We introduce the Input-Connected Multilayer Perceptron (IC-MLP), a feedforward neural network architecture in which each hidden neuron receives, in addition to the outputs of the preceding layer, a direct affine connection from the raw input. We first study this architecture in the univariate setting and give an explicit and systematic description of IC-MLPs with an arbitrary finite number of hidden layers, including iterated formulas for the network functions.

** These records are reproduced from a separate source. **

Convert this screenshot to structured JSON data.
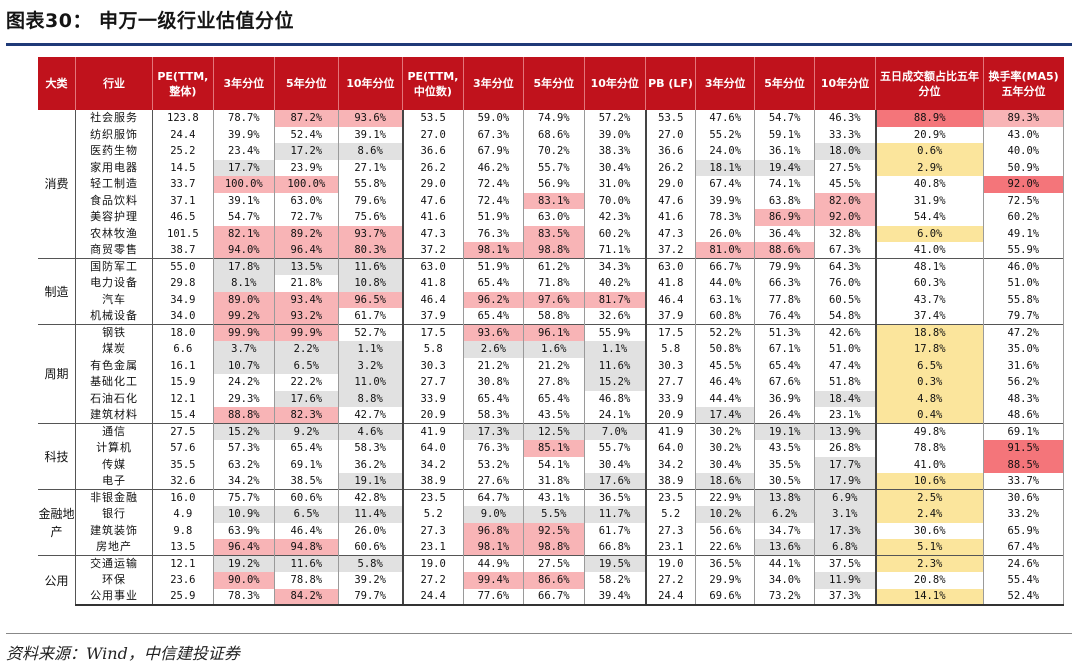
{
  "title": "图表30：  申万一级行业估值分位",
  "source": "资料来源：Wind，中信建投证券",
  "colors": {
    "header_bg": "#c0121c",
    "highlight_red": "#f8b4b6",
    "highlight_gray": "#e1e1e1",
    "highlight_yellow": "#fbe59c",
    "highlight_red_strong": "#f4757a",
    "title_rule": "#1f3a78"
  },
  "headers": [
    "大类",
    "行业",
    "PE(TTM,整体)",
    "3年分位",
    "5年分位",
    "10年分位",
    "PE(TTM,中位数)",
    "3年分位",
    "5年分位",
    "10年分位",
    "PB (LF)",
    "3年分位",
    "5年分位",
    "10年分位",
    "五日成交额占比五年分位",
    "换手率(MA5)五年分位"
  ],
  "groups": [
    {
      "name": "消费",
      "rows": [
        {
          "industry": "社会服务",
          "cells": [
            "123.8",
            "78.7%",
            "87.2%",
            "93.6%",
            "53.5",
            "59.0%",
            "74.9%",
            "57.2%",
            "53.5",
            "47.6%",
            "54.7%",
            "46.3%",
            "88.9%",
            "89.3%"
          ],
          "marks": [
            "",
            "",
            "r",
            "r",
            "",
            "",
            "",
            "",
            "",
            "",
            "",
            "",
            "s",
            "r"
          ]
        },
        {
          "industry": "纺织服饰",
          "cells": [
            "24.4",
            "39.9%",
            "52.4%",
            "39.1%",
            "27.0",
            "67.3%",
            "68.6%",
            "39.0%",
            "27.0",
            "55.2%",
            "59.1%",
            "33.3%",
            "20.9%",
            "43.0%"
          ],
          "marks": [
            "",
            "",
            "",
            "",
            "",
            "",
            "",
            "",
            "",
            "",
            "",
            "",
            "",
            ""
          ]
        },
        {
          "industry": "医药生物",
          "cells": [
            "25.2",
            "23.4%",
            "17.2%",
            "8.6%",
            "36.6",
            "67.9%",
            "70.2%",
            "38.3%",
            "36.6",
            "24.0%",
            "36.1%",
            "18.0%",
            "0.6%",
            "40.0%"
          ],
          "marks": [
            "",
            "",
            "g",
            "g",
            "",
            "",
            "",
            "",
            "",
            "",
            "",
            "g",
            "y",
            ""
          ]
        },
        {
          "industry": "家用电器",
          "cells": [
            "14.5",
            "17.7%",
            "23.9%",
            "27.1%",
            "26.2",
            "46.2%",
            "55.7%",
            "30.4%",
            "26.2",
            "18.1%",
            "19.4%",
            "27.5%",
            "2.9%",
            "50.9%"
          ],
          "marks": [
            "",
            "g",
            "",
            "",
            "",
            "",
            "",
            "",
            "",
            "g",
            "g",
            "",
            "y",
            ""
          ]
        },
        {
          "industry": "轻工制造",
          "cells": [
            "33.7",
            "100.0%",
            "100.0%",
            "55.8%",
            "29.0",
            "72.4%",
            "56.9%",
            "31.0%",
            "29.0",
            "67.4%",
            "74.1%",
            "45.5%",
            "40.8%",
            "92.0%"
          ],
          "marks": [
            "",
            "r",
            "r",
            "",
            "",
            "",
            "",
            "",
            "",
            "",
            "",
            "",
            "",
            "s"
          ]
        },
        {
          "industry": "食品饮料",
          "cells": [
            "37.1",
            "39.1%",
            "63.0%",
            "79.6%",
            "47.6",
            "72.4%",
            "83.1%",
            "70.0%",
            "47.6",
            "39.9%",
            "63.8%",
            "82.0%",
            "31.9%",
            "72.5%"
          ],
          "marks": [
            "",
            "",
            "",
            "",
            "",
            "",
            "r",
            "",
            "",
            "",
            "",
            "r",
            "",
            ""
          ]
        },
        {
          "industry": "美容护理",
          "cells": [
            "46.5",
            "54.7%",
            "72.7%",
            "75.6%",
            "41.6",
            "51.9%",
            "63.0%",
            "42.3%",
            "41.6",
            "78.3%",
            "86.9%",
            "92.0%",
            "54.4%",
            "60.2%"
          ],
          "marks": [
            "",
            "",
            "",
            "",
            "",
            "",
            "",
            "",
            "",
            "",
            "r",
            "r",
            "",
            ""
          ]
        },
        {
          "industry": "农林牧渔",
          "cells": [
            "101.5",
            "82.1%",
            "89.2%",
            "93.7%",
            "47.3",
            "76.3%",
            "83.5%",
            "60.2%",
            "47.3",
            "26.0%",
            "36.4%",
            "32.8%",
            "6.0%",
            "49.1%"
          ],
          "marks": [
            "",
            "r",
            "r",
            "r",
            "",
            "",
            "r",
            "",
            "",
            "",
            "",
            "",
            "y",
            ""
          ]
        },
        {
          "industry": "商贸零售",
          "cells": [
            "38.7",
            "94.0%",
            "96.4%",
            "80.3%",
            "37.2",
            "98.1%",
            "98.8%",
            "71.1%",
            "37.2",
            "81.0%",
            "88.6%",
            "67.3%",
            "41.0%",
            "55.9%"
          ],
          "marks": [
            "",
            "r",
            "r",
            "r",
            "",
            "r",
            "r",
            "",
            "",
            "r",
            "r",
            "",
            "",
            ""
          ]
        }
      ]
    },
    {
      "name": "制造",
      "rows": [
        {
          "industry": "国防军工",
          "cells": [
            "55.0",
            "17.8%",
            "13.5%",
            "11.6%",
            "63.0",
            "51.9%",
            "61.2%",
            "34.3%",
            "63.0",
            "66.7%",
            "79.9%",
            "64.3%",
            "48.1%",
            "46.0%"
          ],
          "marks": [
            "",
            "g",
            "g",
            "g",
            "",
            "",
            "",
            "",
            "",
            "",
            "",
            "",
            "",
            ""
          ]
        },
        {
          "industry": "电力设备",
          "cells": [
            "29.8",
            "8.1%",
            "21.8%",
            "10.8%",
            "41.8",
            "65.4%",
            "71.8%",
            "40.2%",
            "41.8",
            "44.0%",
            "66.3%",
            "76.0%",
            "60.3%",
            "51.0%"
          ],
          "marks": [
            "",
            "g",
            "",
            "g",
            "",
            "",
            "",
            "",
            "",
            "",
            "",
            "",
            "",
            ""
          ]
        },
        {
          "industry": "汽车",
          "cells": [
            "34.9",
            "89.0%",
            "93.4%",
            "96.5%",
            "46.4",
            "96.2%",
            "97.6%",
            "81.7%",
            "46.4",
            "63.1%",
            "77.8%",
            "60.5%",
            "43.7%",
            "55.8%"
          ],
          "marks": [
            "",
            "r",
            "r",
            "r",
            "",
            "r",
            "r",
            "r",
            "",
            "",
            "",
            "",
            "",
            ""
          ]
        },
        {
          "industry": "机械设备",
          "cells": [
            "34.0",
            "99.2%",
            "93.2%",
            "61.7%",
            "37.9",
            "65.4%",
            "58.8%",
            "32.6%",
            "37.9",
            "60.8%",
            "76.4%",
            "54.8%",
            "37.4%",
            "79.7%"
          ],
          "marks": [
            "",
            "r",
            "r",
            "",
            "",
            "",
            "",
            "",
            "",
            "",
            "",
            "",
            "",
            ""
          ]
        }
      ]
    },
    {
      "name": "周期",
      "rows": [
        {
          "industry": "钢铁",
          "cells": [
            "18.0",
            "99.9%",
            "99.9%",
            "52.7%",
            "17.5",
            "93.6%",
            "96.1%",
            "55.9%",
            "17.5",
            "52.2%",
            "51.3%",
            "42.6%",
            "18.8%",
            "47.2%"
          ],
          "marks": [
            "",
            "r",
            "r",
            "",
            "",
            "r",
            "r",
            "",
            "",
            "",
            "",
            "",
            "y",
            ""
          ]
        },
        {
          "industry": "煤炭",
          "cells": [
            "6.6",
            "3.7%",
            "2.2%",
            "1.1%",
            "5.8",
            "2.6%",
            "1.6%",
            "1.1%",
            "5.8",
            "50.8%",
            "67.1%",
            "51.0%",
            "17.8%",
            "35.0%"
          ],
          "marks": [
            "",
            "g",
            "g",
            "g",
            "",
            "g",
            "g",
            "g",
            "",
            "",
            "",
            "",
            "y",
            ""
          ]
        },
        {
          "industry": "有色金属",
          "cells": [
            "16.1",
            "10.7%",
            "6.5%",
            "3.2%",
            "30.3",
            "21.2%",
            "21.2%",
            "11.6%",
            "30.3",
            "45.5%",
            "65.4%",
            "47.4%",
            "6.5%",
            "31.6%"
          ],
          "marks": [
            "",
            "g",
            "g",
            "g",
            "",
            "",
            "",
            "g",
            "",
            "",
            "",
            "",
            "y",
            ""
          ]
        },
        {
          "industry": "基础化工",
          "cells": [
            "15.9",
            "24.2%",
            "22.2%",
            "11.0%",
            "27.7",
            "30.8%",
            "27.8%",
            "15.2%",
            "27.7",
            "46.4%",
            "67.6%",
            "51.8%",
            "0.3%",
            "56.2%"
          ],
          "marks": [
            "",
            "",
            "",
            "g",
            "",
            "",
            "",
            "g",
            "",
            "",
            "",
            "",
            "y",
            ""
          ]
        },
        {
          "industry": "石油石化",
          "cells": [
            "12.1",
            "29.3%",
            "17.6%",
            "8.8%",
            "33.9",
            "65.4%",
            "65.4%",
            "46.8%",
            "33.9",
            "44.4%",
            "36.9%",
            "18.4%",
            "4.8%",
            "48.3%"
          ],
          "marks": [
            "",
            "",
            "g",
            "g",
            "",
            "",
            "",
            "",
            "",
            "",
            "",
            "g",
            "y",
            ""
          ]
        },
        {
          "industry": "建筑材料",
          "cells": [
            "15.4",
            "88.8%",
            "82.3%",
            "42.7%",
            "20.9",
            "58.3%",
            "43.5%",
            "24.1%",
            "20.9",
            "17.4%",
            "26.4%",
            "23.1%",
            "0.4%",
            "48.6%"
          ],
          "marks": [
            "",
            "r",
            "r",
            "",
            "",
            "",
            "",
            "",
            "",
            "g",
            "",
            "",
            "y",
            ""
          ]
        }
      ]
    },
    {
      "name": "科技",
      "rows": [
        {
          "industry": "通信",
          "cells": [
            "27.5",
            "15.2%",
            "9.2%",
            "4.6%",
            "41.9",
            "17.3%",
            "12.5%",
            "7.0%",
            "41.9",
            "30.2%",
            "19.1%",
            "13.9%",
            "49.8%",
            "69.1%"
          ],
          "marks": [
            "",
            "g",
            "g",
            "g",
            "",
            "g",
            "g",
            "g",
            "",
            "",
            "g",
            "g",
            "",
            ""
          ]
        },
        {
          "industry": "计算机",
          "cells": [
            "57.6",
            "57.3%",
            "65.4%",
            "58.3%",
            "64.0",
            "76.3%",
            "85.1%",
            "55.7%",
            "64.0",
            "30.2%",
            "43.5%",
            "26.8%",
            "78.8%",
            "91.5%"
          ],
          "marks": [
            "",
            "",
            "",
            "",
            "",
            "",
            "r",
            "",
            "",
            "",
            "",
            "",
            "",
            "s"
          ]
        },
        {
          "industry": "传媒",
          "cells": [
            "35.5",
            "63.2%",
            "69.1%",
            "36.2%",
            "34.2",
            "53.2%",
            "54.1%",
            "30.4%",
            "34.2",
            "30.4%",
            "35.5%",
            "17.7%",
            "41.0%",
            "88.5%"
          ],
          "marks": [
            "",
            "",
            "",
            "",
            "",
            "",
            "",
            "",
            "",
            "",
            "",
            "g",
            "",
            "s"
          ]
        },
        {
          "industry": "电子",
          "cells": [
            "32.6",
            "34.2%",
            "38.5%",
            "19.1%",
            "38.9",
            "27.6%",
            "31.8%",
            "17.6%",
            "38.9",
            "18.6%",
            "30.5%",
            "17.9%",
            "10.6%",
            "33.7%"
          ],
          "marks": [
            "",
            "",
            "",
            "g",
            "",
            "",
            "",
            "g",
            "",
            "g",
            "",
            "g",
            "y",
            ""
          ]
        }
      ]
    },
    {
      "name": "金融地产",
      "rows": [
        {
          "industry": "非银金融",
          "cells": [
            "16.0",
            "75.7%",
            "60.6%",
            "42.8%",
            "23.5",
            "64.7%",
            "43.1%",
            "36.5%",
            "23.5",
            "22.9%",
            "13.8%",
            "6.9%",
            "2.5%",
            "30.6%"
          ],
          "marks": [
            "",
            "",
            "",
            "",
            "",
            "",
            "",
            "",
            "",
            "",
            "g",
            "g",
            "y",
            ""
          ]
        },
        {
          "industry": "银行",
          "cells": [
            "4.9",
            "10.9%",
            "6.5%",
            "11.4%",
            "5.2",
            "9.0%",
            "5.5%",
            "11.7%",
            "5.2",
            "10.2%",
            "6.2%",
            "3.1%",
            "2.4%",
            "33.2%"
          ],
          "marks": [
            "",
            "g",
            "g",
            "g",
            "",
            "g",
            "g",
            "g",
            "",
            "g",
            "g",
            "g",
            "y",
            ""
          ]
        },
        {
          "industry": "建筑装饰",
          "cells": [
            "9.8",
            "63.9%",
            "46.4%",
            "26.0%",
            "27.3",
            "96.8%",
            "92.5%",
            "61.7%",
            "27.3",
            "56.6%",
            "34.7%",
            "17.3%",
            "30.6%",
            "65.9%"
          ],
          "marks": [
            "",
            "",
            "",
            "",
            "",
            "r",
            "r",
            "",
            "",
            "",
            "",
            "g",
            "",
            ""
          ]
        },
        {
          "industry": "房地产",
          "cells": [
            "13.5",
            "96.4%",
            "94.8%",
            "60.6%",
            "23.1",
            "98.1%",
            "98.8%",
            "66.8%",
            "23.1",
            "22.6%",
            "13.6%",
            "6.8%",
            "5.1%",
            "67.4%"
          ],
          "marks": [
            "",
            "r",
            "r",
            "",
            "",
            "r",
            "r",
            "",
            "",
            "",
            "g",
            "g",
            "y",
            ""
          ]
        }
      ]
    },
    {
      "name": "公用",
      "rows": [
        {
          "industry": "交通运输",
          "cells": [
            "12.1",
            "19.2%",
            "11.6%",
            "5.8%",
            "19.0",
            "44.9%",
            "27.5%",
            "19.5%",
            "19.0",
            "36.5%",
            "44.1%",
            "37.5%",
            "2.3%",
            "24.6%"
          ],
          "marks": [
            "",
            "g",
            "g",
            "g",
            "",
            "",
            "",
            "g",
            "",
            "",
            "",
            "",
            "y",
            ""
          ]
        },
        {
          "industry": "环保",
          "cells": [
            "23.6",
            "90.0%",
            "78.8%",
            "39.2%",
            "27.2",
            "99.4%",
            "86.6%",
            "58.2%",
            "27.2",
            "29.9%",
            "34.0%",
            "11.9%",
            "20.8%",
            "55.4%"
          ],
          "marks": [
            "",
            "r",
            "",
            "",
            "",
            "r",
            "r",
            "",
            "",
            "",
            "",
            "g",
            "",
            ""
          ]
        },
        {
          "industry": "公用事业",
          "cells": [
            "25.9",
            "78.3%",
            "84.2%",
            "79.7%",
            "24.4",
            "77.6%",
            "66.7%",
            "39.4%",
            "24.4",
            "69.6%",
            "73.2%",
            "37.3%",
            "14.1%",
            "52.4%"
          ],
          "marks": [
            "",
            "",
            "r",
            "",
            "",
            "",
            "",
            "",
            "",
            "",
            "",
            "",
            "y",
            ""
          ]
        }
      ]
    }
  ]
}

In this setting, we prove a universal approximation theorem showing that deep IC-MLPs can approximate any continuous function on a closed interval of the real line if and only if the activation function is nonlinear. We then extend the analysis to vector-valued inputs and establish a corresponding universal approximation theorem for continuous functions on compact subsets of $\mathbb{R}^n$.

翻译：本文提出输入连接多层感知机（IC-MLP），这是一种前馈神经网络架构，其中每个隐藏神经元除了接收前一层的输出外，还接收来自原始输入的仿射连接。我们首先在单变量设定下研究该架构，并给出具有任意有限数量隐藏层的IC-MLP的显式系统描述，包括网络函数的迭代公式。在此设定下，我们证明了一个通用逼近定理：当且仅当激活函数为非线性时，深层IC-MLP能够逼近实轴闭区间上的任意连续函数。随后我们将分析扩展至向量值输入情形，并针对$\mathbb{R}^n$紧子集上的连续函数建立了相应的通用逼近定理。